Holy week is here, again, and has me in awe, again, over how our God takes a curse and turns it into promise. He takes punishment and turns it to ultimate blessing.
Many are probably familiar with the “proto-evangelium,” the first reference to Christ in the Scriptures that is found in Genesis 3. This is God’s curse of the serpent. And in God’s curse, is also found his unmistakable hint of promise.
“The LORD God said to the serpent, “Because you have done this, cursed are you above all livestock and above all beasts of the field; on your belly you shall go, and dust you shall eat all the days of your life. I will put enmity between you and the woman, and between your offspring and her offspring; he shall bruise your head, and you shall bruise his heel.” (Genesis 3:14-15 ESV)
Jesus will bruise the head of the serpent. The serpent will be put under Jesus feet. The best news of the universe and it was there in the beginning. And right under it is a parallel curse reversal that happens for women.
“To the woman he said, “I will surely multiply your pain in childbearing; in pain you shall bring forth children. Your desire shall be for your husband, and he shall rule over you.” (Genesis 3:16 ESV)

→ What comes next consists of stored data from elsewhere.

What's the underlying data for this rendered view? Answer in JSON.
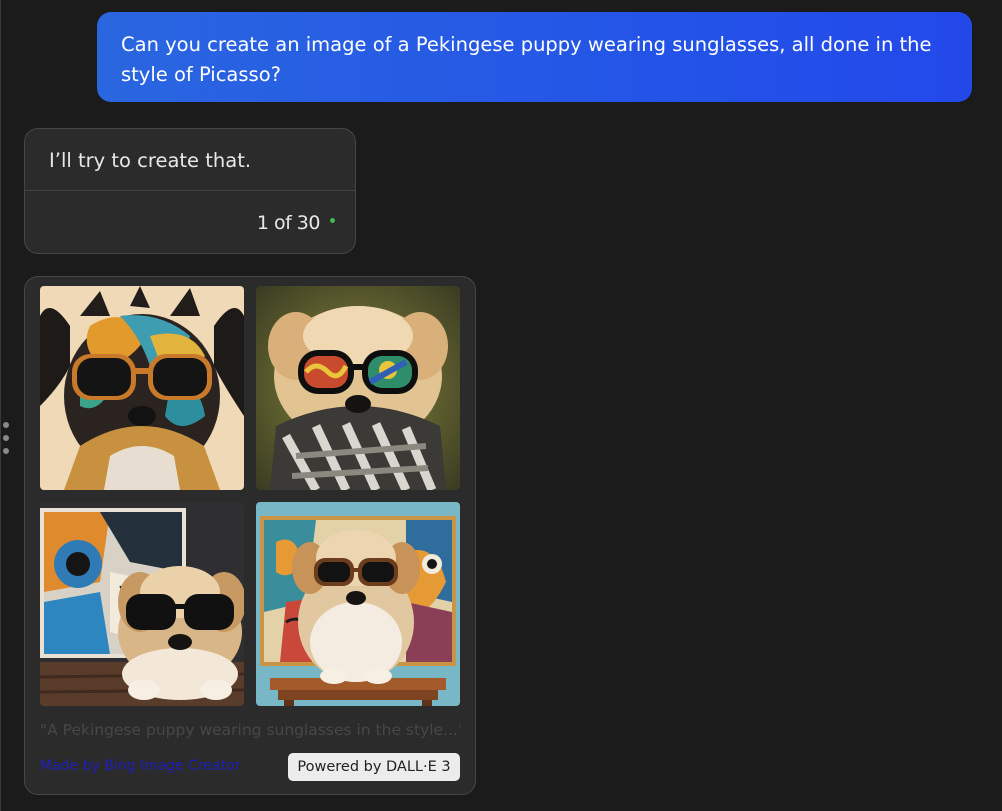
{
  "conversation": {
    "user_message": "Can you create an image of a Pekingese puppy wearing sunglasses, all done in the style of Picasso?",
    "bot_message": "I’ll try to create that.",
    "turn_counter": "1 of 30"
  },
  "image_card": {
    "images": [
      {
        "icon": "pekingese-cubist-portrait"
      },
      {
        "icon": "pekingese-with-scarf"
      },
      {
        "icon": "pekingese-with-cubist-painting"
      },
      {
        "icon": "pekingese-on-table-with-painting"
      }
    ],
    "caption": "\"A Pekingese puppy wearing sunglasses in the style...\"",
    "made_by_label": "Made by Bing Image Creator",
    "powered_label": "Powered by DALL·E 3"
  },
  "colors": {
    "background": "#1b1b1b",
    "user_bubble": "#2352e8",
    "bot_bubble": "#2b2b2b",
    "status_dot": "#3fb950",
    "link": "#1f1fbb"
  }
}
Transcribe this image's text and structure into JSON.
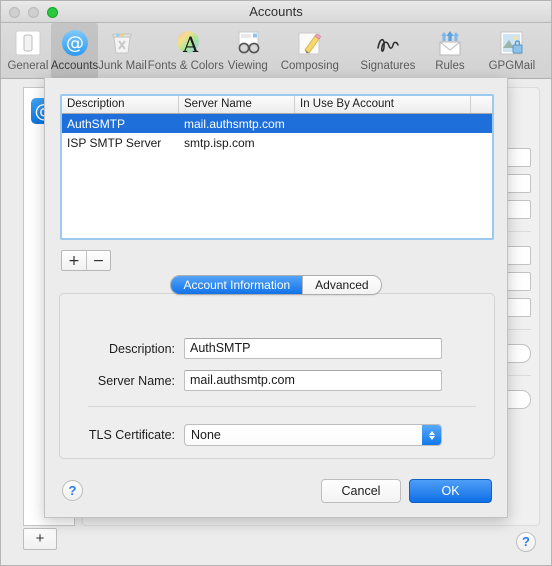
{
  "window": {
    "title": "Accounts",
    "traffic_lights": [
      "close",
      "minimize",
      "zoom"
    ]
  },
  "toolbar": {
    "items": [
      {
        "label": "General",
        "icon": "general-icon"
      },
      {
        "label": "Accounts",
        "icon": "accounts-at-icon"
      },
      {
        "label": "Junk Mail",
        "icon": "junk-mail-trash-icon"
      },
      {
        "label": "Fonts & Colors",
        "icon": "fonts-colors-icon"
      },
      {
        "label": "Viewing",
        "icon": "viewing-glasses-icon"
      },
      {
        "label": "Composing",
        "icon": "composing-pencil-icon"
      },
      {
        "label": "Signatures",
        "icon": "signatures-script-icon"
      },
      {
        "label": "Rules",
        "icon": "rules-envelope-icon"
      },
      {
        "label": "GPGMail",
        "icon": "gpgmail-lock-icon"
      }
    ],
    "selected": "Accounts"
  },
  "sheet": {
    "table": {
      "columns": [
        "Description",
        "Server Name",
        "In Use By Account",
        ""
      ],
      "rows": [
        {
          "description": "AuthSMTP",
          "server_name": "mail.authsmtp.com",
          "in_use_by_account": "",
          "extra": "",
          "selected": true
        },
        {
          "description": "ISP SMTP Server",
          "server_name": "smtp.isp.com",
          "in_use_by_account": "",
          "extra": "",
          "selected": false
        }
      ]
    },
    "add_remove": {
      "add_label": "+",
      "remove_label": "−"
    },
    "tabs": [
      {
        "label": "Account Information",
        "active": true
      },
      {
        "label": "Advanced",
        "active": false
      }
    ],
    "form": {
      "description_label": "Description:",
      "description_value": "AuthSMTP",
      "server_name_label": "Server Name:",
      "server_name_value": "mail.authsmtp.com",
      "tls_label": "TLS Certificate:",
      "tls_value": "None"
    },
    "footer": {
      "help_label": "?",
      "cancel_label": "Cancel",
      "ok_label": "OK"
    }
  },
  "background_window": {
    "account_icon": "@",
    "add_account_label": "+",
    "help_label": "?"
  },
  "colors": {
    "selection_blue": "#1e6fd9",
    "accent_blue": "#1178ea",
    "window_bg": "#ececec",
    "zoom_green": "#28c93f"
  }
}
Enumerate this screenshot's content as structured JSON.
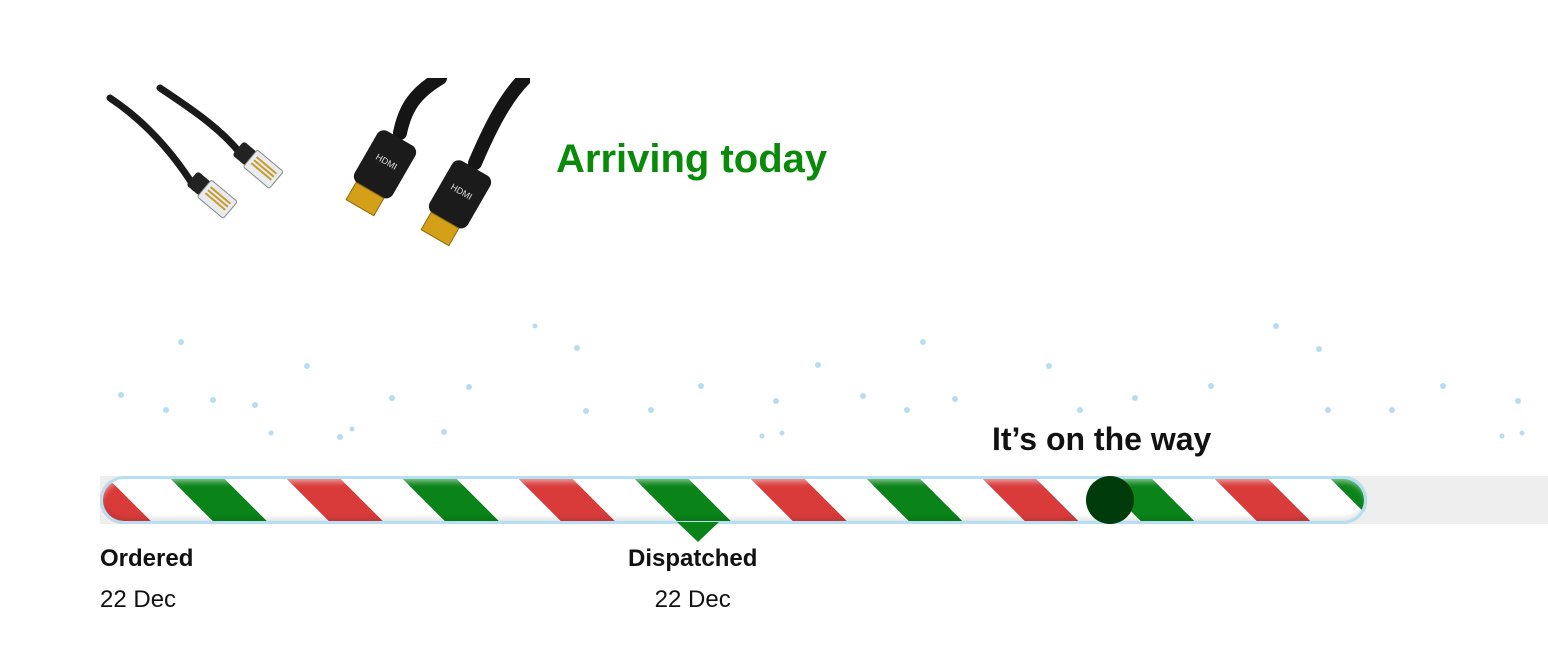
{
  "header": {
    "title_fragment": ""
  },
  "shipment": {
    "status": "Arriving today",
    "status_color": "#0a8a0a",
    "product_images": [
      {
        "icon": "ethernet-cable-image"
      },
      {
        "icon": "hdmi-cable-image"
      }
    ]
  },
  "progress": {
    "message": "It’s on the way",
    "fraction": 0.78,
    "steps": [
      {
        "label": "Ordered",
        "date": "22 Dec"
      },
      {
        "label": "Dispatched",
        "date": "22 Dec"
      }
    ],
    "colors": {
      "red": "#d93b3b",
      "green": "#0a8419",
      "marker": "#003b0c",
      "track": "#eeeeee"
    }
  }
}
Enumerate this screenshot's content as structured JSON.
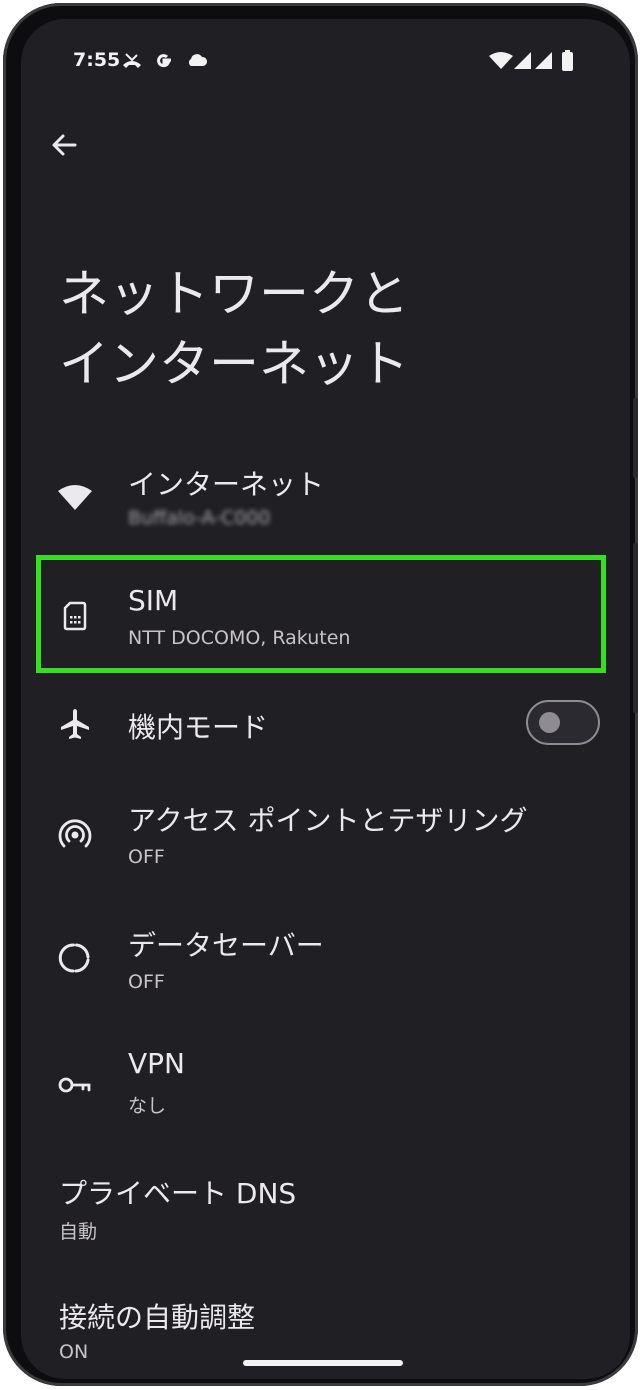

Many women are familiar with this part of the curse. Pain in childbearing. In pain you shall bring forth children. How many stories of pain and near-death experiences have we heard of childbirth. I have my stories to tell–5 live births, 1 miscarriage and 3 of the births with stories of true drama, heart-pounding stuff–emergency surgery, hemorrhages, blood transfusions–you all know the kinds of stories and have your own.
Yet in two ways, God takes the curse of childbearing and turns it into redemption.
First, God ordains that his Son, the God-Man, be born of a woman. The Savior of the world comes through a birth canal, and enters the curse. He uses the curse in order to turn it on its head.
The second is found in this well-known (because of how hard it is) passage from 1 Timothy:
“Yet she will be saved through childbearing—if they continue in faith and love and holiness, with self-control.” (1 Timothy 2:15 ESV)
How? How will she be saved through childbearing? I’m not a scholar, but I am mother. Could it be that part of how childbearing is redemptive for mothers is not that it is the atoning sacrifice that puts her in right standing with God, but that it is a means by which God keeps his daughters cemented to himself, humbled and reliant, as they care and pour out for children? This is a gift, a reversal of the curse, a privilege and nothing to scorn.
I read from the ESV study notes that the word “saved” is also frequently used to show perseverance and endurance in salvation. It need not mean that childbearing is the cause of salvation, which we know from all over the Scriptures is in Christ alone by faith alone through grace alone, but rather a means of an ongoing keeping, sanctifying, saving.
And childbearing has the connotation, not of mere birth, but of the ongoing care and raising of children–which applies to all women, mothers or not, by birth or adoption or some other connection. Childrearing is part of womanhood–aunts, friends, teachers, and on and on have incalculable roles in rearing the children around them. Which isn’t to say men don’t, but there is a distinction found here in the Scriptures and experienced in real life that we can all see in regard to a woman’s special role in the life of an infant and child and the reliance it produces in her on her God.
I’m in awe this Easter of our Savior who became curse and promise for us and who turned the curse directed at us into a means of painful, hopeful, miraculous redemption, even as I don’t fully understand it all–the glimpses are breathtaking.